Because of this, we'll suggest, Wale doesn't always get the props he deserves for the content of his rhymes. They wash over you instead of smashing you in the noggin.

So on his new project, the breezy and excellent Folarin II, Wale decides to give himself some flowers. "Never won a Grammy / I'm misunderstood," he spits on "More Love." Sentiments like this aren't delivered with bitterness, though. There is a conversational tone throughout the LP, as if the rap veteran is working out his own thoughts and, at 37, his own place in the game. The hook for that same joint is upbeat: "I love me, baby / You should love you more."
 
A sequel to his 2012 mixtape Folarin, Wale's latest offering is fun, playful and familiar. Sure, he and co-executive producer Rick Ross recruit some A-list producers (Cool & Dre, J.U.S.T.I.C.E. League, Harry Fraud) and top-notch guests (J. Cole, Jamie Foxx, Boyz II Men's Shawn Stockton), but the album isn't overly ambitious.

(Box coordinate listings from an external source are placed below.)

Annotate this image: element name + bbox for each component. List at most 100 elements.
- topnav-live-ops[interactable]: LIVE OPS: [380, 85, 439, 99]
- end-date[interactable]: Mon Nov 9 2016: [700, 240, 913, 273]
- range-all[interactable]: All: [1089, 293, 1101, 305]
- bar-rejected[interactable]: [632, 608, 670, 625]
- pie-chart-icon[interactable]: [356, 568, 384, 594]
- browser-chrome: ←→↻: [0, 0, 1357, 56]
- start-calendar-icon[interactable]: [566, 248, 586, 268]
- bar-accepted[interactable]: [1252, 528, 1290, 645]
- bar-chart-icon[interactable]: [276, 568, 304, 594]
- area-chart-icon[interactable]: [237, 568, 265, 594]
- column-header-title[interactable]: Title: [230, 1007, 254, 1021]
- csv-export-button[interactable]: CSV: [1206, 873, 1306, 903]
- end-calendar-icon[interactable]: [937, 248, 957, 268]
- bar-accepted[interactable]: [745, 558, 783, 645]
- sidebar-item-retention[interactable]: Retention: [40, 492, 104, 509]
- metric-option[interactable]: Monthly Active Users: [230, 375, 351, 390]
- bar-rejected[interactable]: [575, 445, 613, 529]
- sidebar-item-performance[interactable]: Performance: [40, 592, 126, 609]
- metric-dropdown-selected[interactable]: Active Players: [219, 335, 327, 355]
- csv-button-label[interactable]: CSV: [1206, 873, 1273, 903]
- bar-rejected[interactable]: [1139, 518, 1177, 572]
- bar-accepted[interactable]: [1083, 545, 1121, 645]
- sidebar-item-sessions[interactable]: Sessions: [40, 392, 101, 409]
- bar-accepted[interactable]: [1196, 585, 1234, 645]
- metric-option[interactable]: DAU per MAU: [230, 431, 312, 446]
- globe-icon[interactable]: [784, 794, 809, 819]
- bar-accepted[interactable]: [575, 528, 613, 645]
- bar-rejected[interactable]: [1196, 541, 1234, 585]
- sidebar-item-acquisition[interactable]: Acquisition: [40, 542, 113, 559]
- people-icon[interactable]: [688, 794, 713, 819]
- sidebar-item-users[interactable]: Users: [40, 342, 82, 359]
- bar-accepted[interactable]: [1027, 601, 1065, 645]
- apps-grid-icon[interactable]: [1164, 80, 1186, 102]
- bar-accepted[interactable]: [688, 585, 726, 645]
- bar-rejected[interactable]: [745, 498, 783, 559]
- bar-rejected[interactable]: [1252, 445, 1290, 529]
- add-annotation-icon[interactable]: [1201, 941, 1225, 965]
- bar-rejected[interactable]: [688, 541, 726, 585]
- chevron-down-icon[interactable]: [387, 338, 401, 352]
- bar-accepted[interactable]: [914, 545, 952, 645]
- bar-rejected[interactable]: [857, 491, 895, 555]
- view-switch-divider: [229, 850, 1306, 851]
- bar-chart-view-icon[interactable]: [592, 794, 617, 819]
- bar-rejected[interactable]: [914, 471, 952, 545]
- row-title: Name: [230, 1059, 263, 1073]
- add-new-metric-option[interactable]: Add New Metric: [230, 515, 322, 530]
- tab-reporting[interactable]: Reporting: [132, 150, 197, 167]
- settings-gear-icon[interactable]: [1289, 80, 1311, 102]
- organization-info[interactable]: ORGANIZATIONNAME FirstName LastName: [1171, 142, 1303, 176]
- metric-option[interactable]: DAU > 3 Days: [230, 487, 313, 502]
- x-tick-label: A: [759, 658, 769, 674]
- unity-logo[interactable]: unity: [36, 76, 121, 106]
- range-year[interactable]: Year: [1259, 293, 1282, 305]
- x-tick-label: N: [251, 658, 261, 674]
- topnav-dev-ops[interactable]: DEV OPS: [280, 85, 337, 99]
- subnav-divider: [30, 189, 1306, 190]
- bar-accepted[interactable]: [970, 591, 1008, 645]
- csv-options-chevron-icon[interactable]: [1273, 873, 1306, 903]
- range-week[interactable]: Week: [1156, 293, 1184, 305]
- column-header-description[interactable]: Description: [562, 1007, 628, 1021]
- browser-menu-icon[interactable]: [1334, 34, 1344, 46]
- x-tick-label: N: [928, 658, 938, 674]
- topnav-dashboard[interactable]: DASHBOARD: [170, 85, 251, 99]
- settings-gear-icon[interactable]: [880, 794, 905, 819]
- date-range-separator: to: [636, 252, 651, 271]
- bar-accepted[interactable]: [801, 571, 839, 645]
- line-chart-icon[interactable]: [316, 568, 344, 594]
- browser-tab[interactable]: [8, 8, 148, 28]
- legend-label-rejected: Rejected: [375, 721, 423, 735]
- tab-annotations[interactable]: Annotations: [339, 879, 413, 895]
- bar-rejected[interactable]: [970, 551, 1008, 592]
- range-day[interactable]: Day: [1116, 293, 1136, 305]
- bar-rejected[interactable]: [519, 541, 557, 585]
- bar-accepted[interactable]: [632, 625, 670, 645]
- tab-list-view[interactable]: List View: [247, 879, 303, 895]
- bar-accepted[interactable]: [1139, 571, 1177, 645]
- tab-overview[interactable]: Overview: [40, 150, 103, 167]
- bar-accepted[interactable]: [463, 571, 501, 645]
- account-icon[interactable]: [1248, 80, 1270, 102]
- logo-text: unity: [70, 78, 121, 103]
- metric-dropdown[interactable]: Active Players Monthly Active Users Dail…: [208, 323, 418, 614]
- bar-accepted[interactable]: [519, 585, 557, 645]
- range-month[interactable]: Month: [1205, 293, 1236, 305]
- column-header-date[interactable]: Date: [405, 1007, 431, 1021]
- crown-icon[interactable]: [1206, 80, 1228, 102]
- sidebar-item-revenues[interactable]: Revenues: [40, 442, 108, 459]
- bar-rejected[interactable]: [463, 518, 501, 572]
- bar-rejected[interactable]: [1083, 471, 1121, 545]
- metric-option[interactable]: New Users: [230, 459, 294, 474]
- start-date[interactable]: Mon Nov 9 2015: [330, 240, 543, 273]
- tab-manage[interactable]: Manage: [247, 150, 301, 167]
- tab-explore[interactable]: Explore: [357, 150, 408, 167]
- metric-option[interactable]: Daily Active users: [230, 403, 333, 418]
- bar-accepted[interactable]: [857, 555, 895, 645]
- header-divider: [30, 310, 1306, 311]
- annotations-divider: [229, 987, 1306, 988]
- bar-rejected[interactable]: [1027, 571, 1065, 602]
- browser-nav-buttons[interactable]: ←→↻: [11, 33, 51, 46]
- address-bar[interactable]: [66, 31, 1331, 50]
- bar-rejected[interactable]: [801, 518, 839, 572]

It's not desperately reaching for the pop charts, which has sometimes been a fault of Wale's in the past.
 
A wonderful throwback vibe is going on here, as our host freshens up turn-of-the-century hip-hop and R&B samples for the now. Mike Jones's "Still Tippin'" becomes "Down South," a blazing spitfest featuring Maxo Kream and Yella Beezy. Q-Tip's "Vivrant Thing" becomes the dancefloor trifle "Poke It Out," featuring J. Cole (sample lyric: "She got a little butt / So what?"). And Puff Daddy's "I Need a Girl" becomes lead single "Angles," which flexes Wale's clever romanticism: "I put infinity stones on all your fingers."

Wale allows his skills to glide and his chest to puff out on the superb "Tiffany Nikes" and "Light Years" (with Ross). The former is rapid-fire, the latter more calculated. As always, the beat dictates. Perhaps the most compelling conceptual joint is "Fluctuate," which addresses the phoniness in the industry. Here, Wale examines how money has affected his inner circle and calls loyalty the "worst drug" he's used: "You gonna question who you trust when that paper fluctuate."

Ironically, while Wale is clearly disillusioned by the politics of the record industry, with Folarin II, he's given that industry a project worth rallying around.